Subsidies, the most expensive from of government assistance to business, otherwise known as “corporate welfare” are by far the most expensive form of government assistance to private business. Subsidies to businesses cost more than $75 billion of the yearly federal budget. (“Corporate Subsidies in the Federal Budget.” Testimony of Stephen Moore before the House Budget Committee, June 30, 1999.) Instead of helping business, they have several harmful consequences. Originally meant to correct marked failures, the highly political process of distributing these subsidies creates huge market distortions, effectively throwing a wrench in the market system. As Stephen More says, “The major effect of corporate subsidies is to divert credit and capital to politically well-connected firms at the expense of their less politically influential rivals.” While more than 90 percent of American businesses manage to survive just fine without subsidies, government grants, loan guarantees, or insurance, they do have to pay higher taxes to support their politically connected competitor, which lowers their competitiveness significantly. Agricultural subsidies are yet another case of price supports harmful effects. Out of 400 farm commodities, two dozen received price supports, of which 80 percent goes to farmers with a net worth of over $500,000. The end effect agricultural supports is that the bigger, politically well-connected farms get subsidies from the government, while over a million small farmers struggle to compete with them. (“Corporate Subsidies in the Federal Budget.) No wonder small farms have trouble staying in business.

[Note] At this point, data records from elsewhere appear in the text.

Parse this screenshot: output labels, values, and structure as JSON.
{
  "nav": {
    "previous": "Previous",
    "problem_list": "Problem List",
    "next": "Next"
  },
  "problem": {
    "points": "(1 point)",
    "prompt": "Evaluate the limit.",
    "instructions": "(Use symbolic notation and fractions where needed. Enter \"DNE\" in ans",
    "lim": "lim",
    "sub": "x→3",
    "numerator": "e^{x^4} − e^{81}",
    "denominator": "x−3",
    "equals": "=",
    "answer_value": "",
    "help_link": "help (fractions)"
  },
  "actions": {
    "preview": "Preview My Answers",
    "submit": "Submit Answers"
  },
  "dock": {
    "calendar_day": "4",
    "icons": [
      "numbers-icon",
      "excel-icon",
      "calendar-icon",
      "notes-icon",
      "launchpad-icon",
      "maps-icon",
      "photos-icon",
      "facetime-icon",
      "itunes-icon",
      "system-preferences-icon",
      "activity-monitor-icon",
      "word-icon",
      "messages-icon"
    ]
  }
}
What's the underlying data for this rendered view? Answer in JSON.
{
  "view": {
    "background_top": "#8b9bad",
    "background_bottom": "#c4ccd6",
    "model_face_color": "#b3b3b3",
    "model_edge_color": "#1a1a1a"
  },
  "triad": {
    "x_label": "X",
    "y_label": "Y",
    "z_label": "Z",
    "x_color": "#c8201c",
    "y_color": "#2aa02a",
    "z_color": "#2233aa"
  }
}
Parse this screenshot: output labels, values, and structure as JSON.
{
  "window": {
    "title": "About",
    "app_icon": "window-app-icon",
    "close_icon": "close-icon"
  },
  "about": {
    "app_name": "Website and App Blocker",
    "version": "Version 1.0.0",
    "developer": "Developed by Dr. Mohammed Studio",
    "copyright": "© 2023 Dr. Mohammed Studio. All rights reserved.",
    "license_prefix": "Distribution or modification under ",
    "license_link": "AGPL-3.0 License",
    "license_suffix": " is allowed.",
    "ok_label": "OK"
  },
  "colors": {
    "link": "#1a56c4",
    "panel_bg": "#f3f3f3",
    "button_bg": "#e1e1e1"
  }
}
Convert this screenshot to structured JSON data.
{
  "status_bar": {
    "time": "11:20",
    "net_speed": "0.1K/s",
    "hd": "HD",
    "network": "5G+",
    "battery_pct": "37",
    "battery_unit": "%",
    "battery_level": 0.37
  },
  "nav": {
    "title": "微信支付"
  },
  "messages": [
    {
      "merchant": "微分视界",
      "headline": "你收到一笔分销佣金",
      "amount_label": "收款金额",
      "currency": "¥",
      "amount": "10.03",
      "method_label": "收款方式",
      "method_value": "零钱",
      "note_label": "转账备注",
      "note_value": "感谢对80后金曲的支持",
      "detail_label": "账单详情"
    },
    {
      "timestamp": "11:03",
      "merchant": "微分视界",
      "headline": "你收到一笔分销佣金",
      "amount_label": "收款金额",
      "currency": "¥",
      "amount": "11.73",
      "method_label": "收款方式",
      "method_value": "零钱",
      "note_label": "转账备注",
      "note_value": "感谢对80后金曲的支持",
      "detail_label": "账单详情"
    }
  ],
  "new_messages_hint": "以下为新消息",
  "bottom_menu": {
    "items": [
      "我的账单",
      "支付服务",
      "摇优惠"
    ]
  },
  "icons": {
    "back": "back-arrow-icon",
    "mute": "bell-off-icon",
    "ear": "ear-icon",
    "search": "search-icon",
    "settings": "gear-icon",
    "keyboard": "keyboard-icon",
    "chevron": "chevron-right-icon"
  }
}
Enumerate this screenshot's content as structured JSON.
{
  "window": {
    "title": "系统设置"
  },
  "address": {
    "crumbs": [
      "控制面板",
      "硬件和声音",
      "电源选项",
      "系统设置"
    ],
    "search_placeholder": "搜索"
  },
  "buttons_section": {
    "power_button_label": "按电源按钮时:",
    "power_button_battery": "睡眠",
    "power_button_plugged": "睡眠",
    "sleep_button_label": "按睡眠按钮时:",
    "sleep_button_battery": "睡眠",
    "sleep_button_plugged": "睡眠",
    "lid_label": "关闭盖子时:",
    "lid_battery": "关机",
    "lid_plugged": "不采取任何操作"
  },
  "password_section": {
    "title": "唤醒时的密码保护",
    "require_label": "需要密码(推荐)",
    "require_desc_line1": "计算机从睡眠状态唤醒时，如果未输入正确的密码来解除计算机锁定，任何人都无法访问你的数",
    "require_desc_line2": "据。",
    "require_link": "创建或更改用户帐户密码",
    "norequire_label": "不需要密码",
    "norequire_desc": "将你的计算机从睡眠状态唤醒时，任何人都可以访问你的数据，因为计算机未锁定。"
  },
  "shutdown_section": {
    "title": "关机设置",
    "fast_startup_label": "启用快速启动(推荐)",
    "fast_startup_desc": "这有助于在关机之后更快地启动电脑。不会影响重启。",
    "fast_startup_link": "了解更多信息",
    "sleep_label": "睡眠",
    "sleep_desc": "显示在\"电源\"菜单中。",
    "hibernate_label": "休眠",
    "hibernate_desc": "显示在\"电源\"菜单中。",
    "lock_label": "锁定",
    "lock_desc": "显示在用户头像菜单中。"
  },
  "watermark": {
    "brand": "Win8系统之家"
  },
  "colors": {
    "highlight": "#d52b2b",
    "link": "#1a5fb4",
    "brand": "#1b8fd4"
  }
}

The end result of all this government “help” is quite clear — government distorts the market system by politicizing the economy, and favors larger, better-connected bossiness over smaller, less influential ones. State financial incentives cost money in higher taxes without any visible success in attracting investment. Finally, tariffs lead to higher manufacturing costs for imported and domestic raw materials, and eventually lead to higher consumer prices. Meanwhile, the group most hurt by these programs is the consumer, who has little influence or knowledge of these programs, but ends up paying for them due to higher prices for imported and domestic goods and higher state and federal taxes to pay for the various government programs.